Birlikte daha temiz bir enerjiye
Güney Afrika enerjide dönüşümü hedefliyor. Aralarında Almanya’nın da bulunduğu devletler grubu bunu yeni bir ortalıkla destekliyor.
Ortaklaşa keşiflerinin üzerinden yaklaşık bir asır geçmiş olsa bile Alman mühendisler Franz Fischer ve Hans Tropsch’un varlıkları Güney Afrika’da hala hissediliyor. Katı kömürü sıvı yakıta dönüştürme yöntemleri, Secunda’daki Sasol tesisinde dünyanın başka hiçbir yerinde görülmeyen bir ölçekte uygulanıyor: Kömür sıvılaştırma tesisinde günde 25 milyon litreden fazla dizel yakıtı üretiliyor. Faal olduğu yaklaşık 70 yıllık sürede Sasol tesisinde 300 milyar litreden fazla yakıt üretildi. Bununla birlikte, bu gelişmiş yöntemin bedeli sadece parayla ölçülebilen bir şey değil: Yılda yaklaşık 60 milyon ton CO2 salımıyla Sasol tesisi aynı zamanda dünyanın en büyük karbondioksit üreticilerinden de biri.

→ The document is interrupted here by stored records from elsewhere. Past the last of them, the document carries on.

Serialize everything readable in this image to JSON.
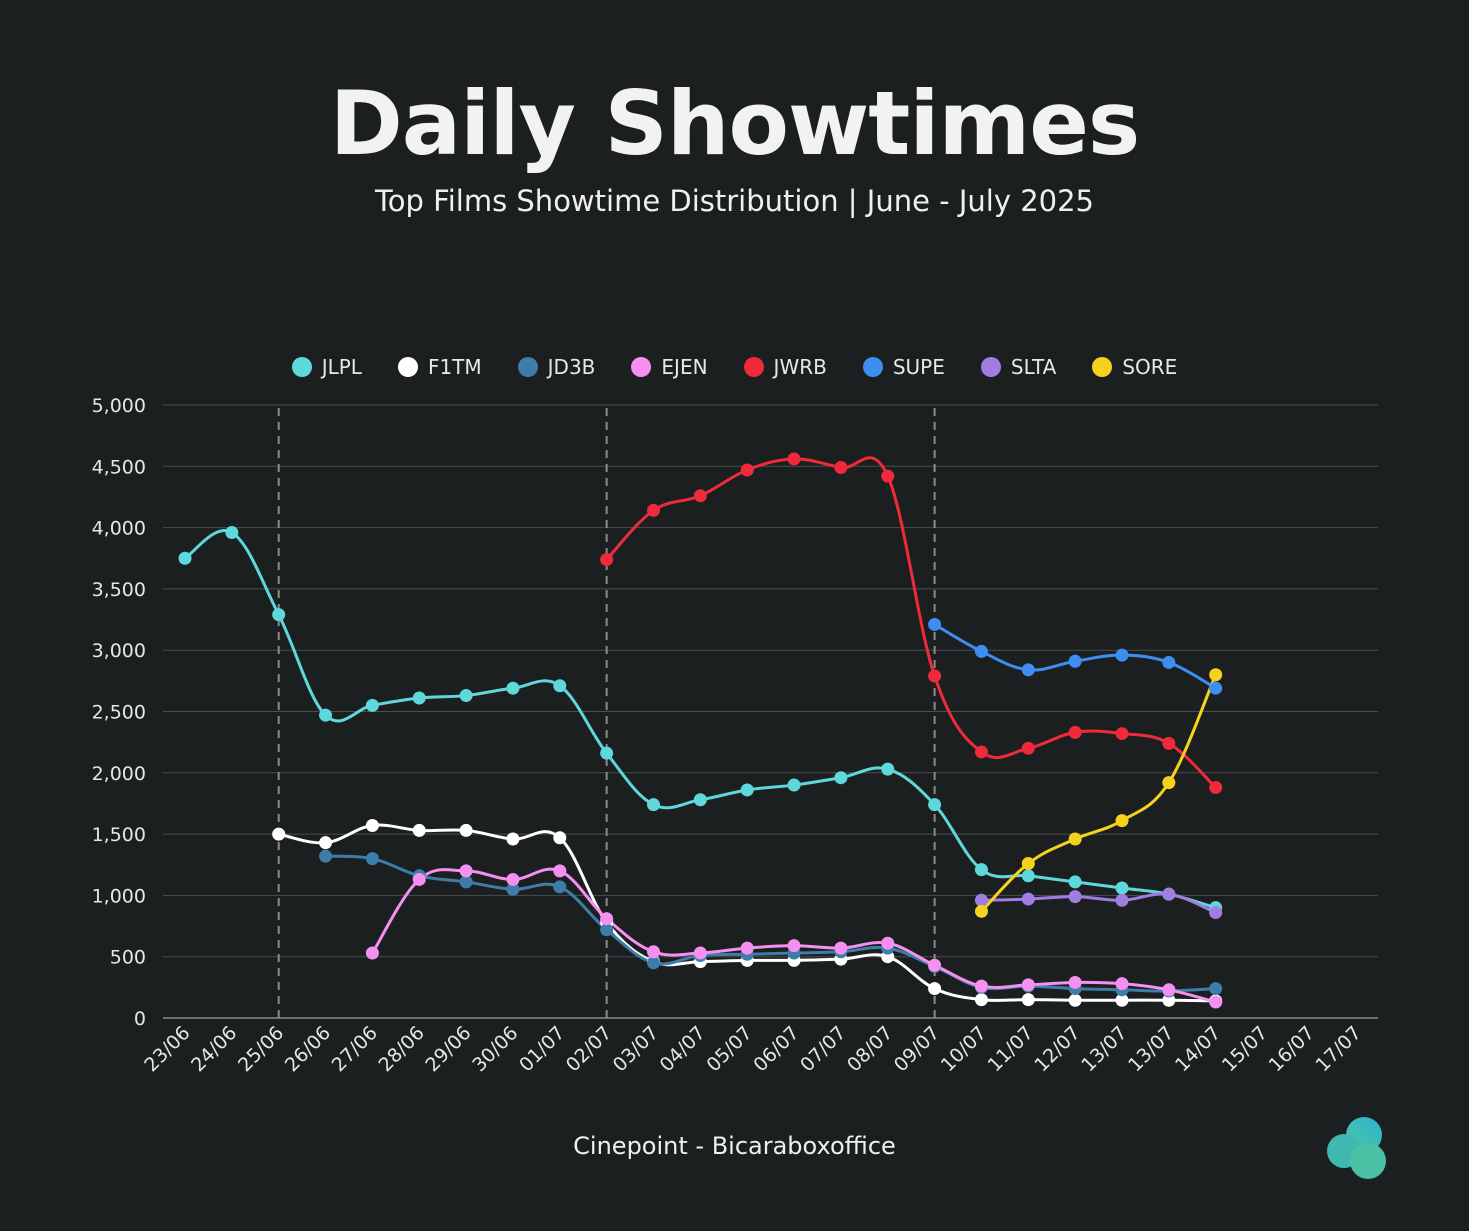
{
  "title": "Daily Showtimes",
  "subtitle": "Top Films Showtime Distribution | June - July 2025",
  "source": "Cinepoint - Bicaraboxoffice",
  "chart_data": {
    "type": "line",
    "categories": [
      "23/06",
      "24/06",
      "25/06",
      "26/06",
      "27/06",
      "28/06",
      "29/06",
      "30/06",
      "01/07",
      "02/07",
      "03/07",
      "04/07",
      "05/07",
      "06/07",
      "07/07",
      "08/07",
      "09/07",
      "10/07",
      "11/07",
      "12/07",
      "13/07",
      "13/07",
      "14/07",
      "15/07",
      "16/07",
      "17/07"
    ],
    "ylim": [
      0,
      5000
    ],
    "yticks": [
      0,
      500,
      1000,
      1500,
      2000,
      2500,
      3000,
      3500,
      4000,
      4500,
      5000
    ],
    "ytick_labels": [
      "0",
      "500",
      "1,000",
      "1,500",
      "2,000",
      "2,500",
      "3,000",
      "3,500",
      "4,000",
      "4,500",
      "5,000"
    ],
    "grid": "horizontal",
    "legend_position": "top",
    "vertical_markers": [
      "25/06",
      "02/07",
      "09/07"
    ],
    "series": [
      {
        "name": "JLPL",
        "color": "#5fd8dc",
        "values": [
          3750,
          3960,
          3290,
          2470,
          2550,
          2610,
          2630,
          2690,
          2710,
          2160,
          1740,
          1780,
          1860,
          1900,
          1960,
          2030,
          1740,
          1210,
          1160,
          1110,
          1060,
          1010,
          900,
          null,
          null,
          null
        ]
      },
      {
        "name": "F1TM",
        "color": "#ffffff",
        "values": [
          null,
          null,
          1500,
          1430,
          1570,
          1530,
          1530,
          1460,
          1470,
          780,
          460,
          460,
          470,
          470,
          480,
          500,
          240,
          150,
          150,
          145,
          145,
          145,
          140,
          null,
          null,
          null
        ]
      },
      {
        "name": "JD3B",
        "color": "#3d7ea8",
        "values": [
          null,
          null,
          null,
          1320,
          1300,
          1160,
          1110,
          1050,
          1070,
          720,
          450,
          510,
          520,
          530,
          540,
          570,
          420,
          250,
          260,
          240,
          230,
          220,
          240,
          null,
          null,
          null
        ]
      },
      {
        "name": "EJEN",
        "color": "#f58ff0",
        "values": [
          null,
          null,
          null,
          null,
          530,
          1130,
          1200,
          1130,
          1200,
          810,
          540,
          530,
          570,
          590,
          570,
          610,
          430,
          260,
          270,
          290,
          280,
          230,
          130,
          null,
          null,
          null
        ]
      },
      {
        "name": "JWRB",
        "color": "#ee2a3b",
        "values": [
          null,
          null,
          null,
          null,
          null,
          null,
          null,
          null,
          null,
          3740,
          4140,
          4260,
          4470,
          4560,
          4490,
          4420,
          2790,
          2170,
          2200,
          2330,
          2320,
          2240,
          1880,
          null,
          null,
          null
        ]
      },
      {
        "name": "SUPE",
        "color": "#3d8ef0",
        "values": [
          null,
          null,
          null,
          null,
          null,
          null,
          null,
          null,
          null,
          null,
          null,
          null,
          null,
          null,
          null,
          null,
          3210,
          2990,
          2840,
          2910,
          2960,
          2900,
          2690,
          null,
          null,
          null
        ]
      },
      {
        "name": "SLTA",
        "color": "#a07de0",
        "values": [
          null,
          null,
          null,
          null,
          null,
          null,
          null,
          null,
          null,
          null,
          null,
          null,
          null,
          null,
          null,
          null,
          null,
          960,
          970,
          990,
          960,
          1010,
          860,
          null,
          null,
          null
        ]
      },
      {
        "name": "SORE",
        "color": "#f6d21f",
        "values": [
          null,
          null,
          null,
          null,
          null,
          null,
          null,
          null,
          null,
          null,
          null,
          null,
          null,
          null,
          null,
          null,
          null,
          870,
          1260,
          1460,
          1610,
          1920,
          2800,
          null,
          null,
          null
        ]
      }
    ]
  }
}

İçinde bulunduğumuz iklim değişikliği döneminde bu, önüne geçilmesi gereken bir durum, aynı şekilde Güney Afrika’nın elektrik üretiminin yüzde 80’inden fazlasının kömürden elde ediyor olması da. Almanya’nın Güney Afrika ile imzaladığı enerji ortaklığı, yakıt ve elektrik üretimindeki bu iki asli günahla mücadele etmeyi hedefliyor. Almanya, Fransa, İngiltere, ABD ve Avrupa Birliği, 2021 Kasımında Glasgow’da düzenlenen iklim zirvesinde, enerjide adil bir dönüşüm ortaklığı olan Just Energy Transition Partnership (JETP) çerçevesinde, Güney Afrika’yı kredi ve hibelerle desteklemek üzere 8,5 milyar ABD dolarını bu amaçla harekete geçirdi. Bu bağlamda maden işçileri, kadınlar ve gençler gibi hassas sosyal gruplar özellikle göz önünde bulundurularak kömürden enerji kazanımına son verilmesi ve yenilenebilir enerjilerin yaygınlaştırılması teşvik edilecek. Yılda ortalama 2.800 saat güneş ışığı ve Atlantik kıyısındaki sert rüzgarlar sayesinde Güney Afrika’da yeşil enerji üretimi koşulları oldukça iyi. JETP ile Güney Afrika’da enerjide dönüşümün başlatılması amaçlanıyor.
Bu çerçevede, kömürden yenilenebilir enerji kaynaklarına geçişi örnekleyebilecek projeler öne çıkarılıyor. Örneğin, Sasol ve Berlin’deki Helmholtz Merkezi’nin bir projesi olan, Güney Afrika’da geliştirilmiş Fischer-Tropsch yönteminin, şimdiye kadar olduğu gibi kömürü dizele dönüştürmek için değil de hidrojeni jet yakıtına (gaz yağına) dönüştürmek için kullanılması. Bu süreçte karbon salımı gerçekleşmiyor, aksine karbon kullanılıyor. Dolayısıyla, hidrojen iklim dostu bir şekilde üretildiği sürece, süreç sadece iklim açısından nötr olmakla kalmıyor, hatta iklim üzerinde pozitif bir etkiye de sahip oluyor. Güneşli ve rüzgârlı Ümit Burnu’nda yeşil hidrojen üretmek de imkânsız değil. Alman-Güney Afrika enerji ortaklığı bu konuda da gerekli teknoloji ve yatırım transferini sağlayacak.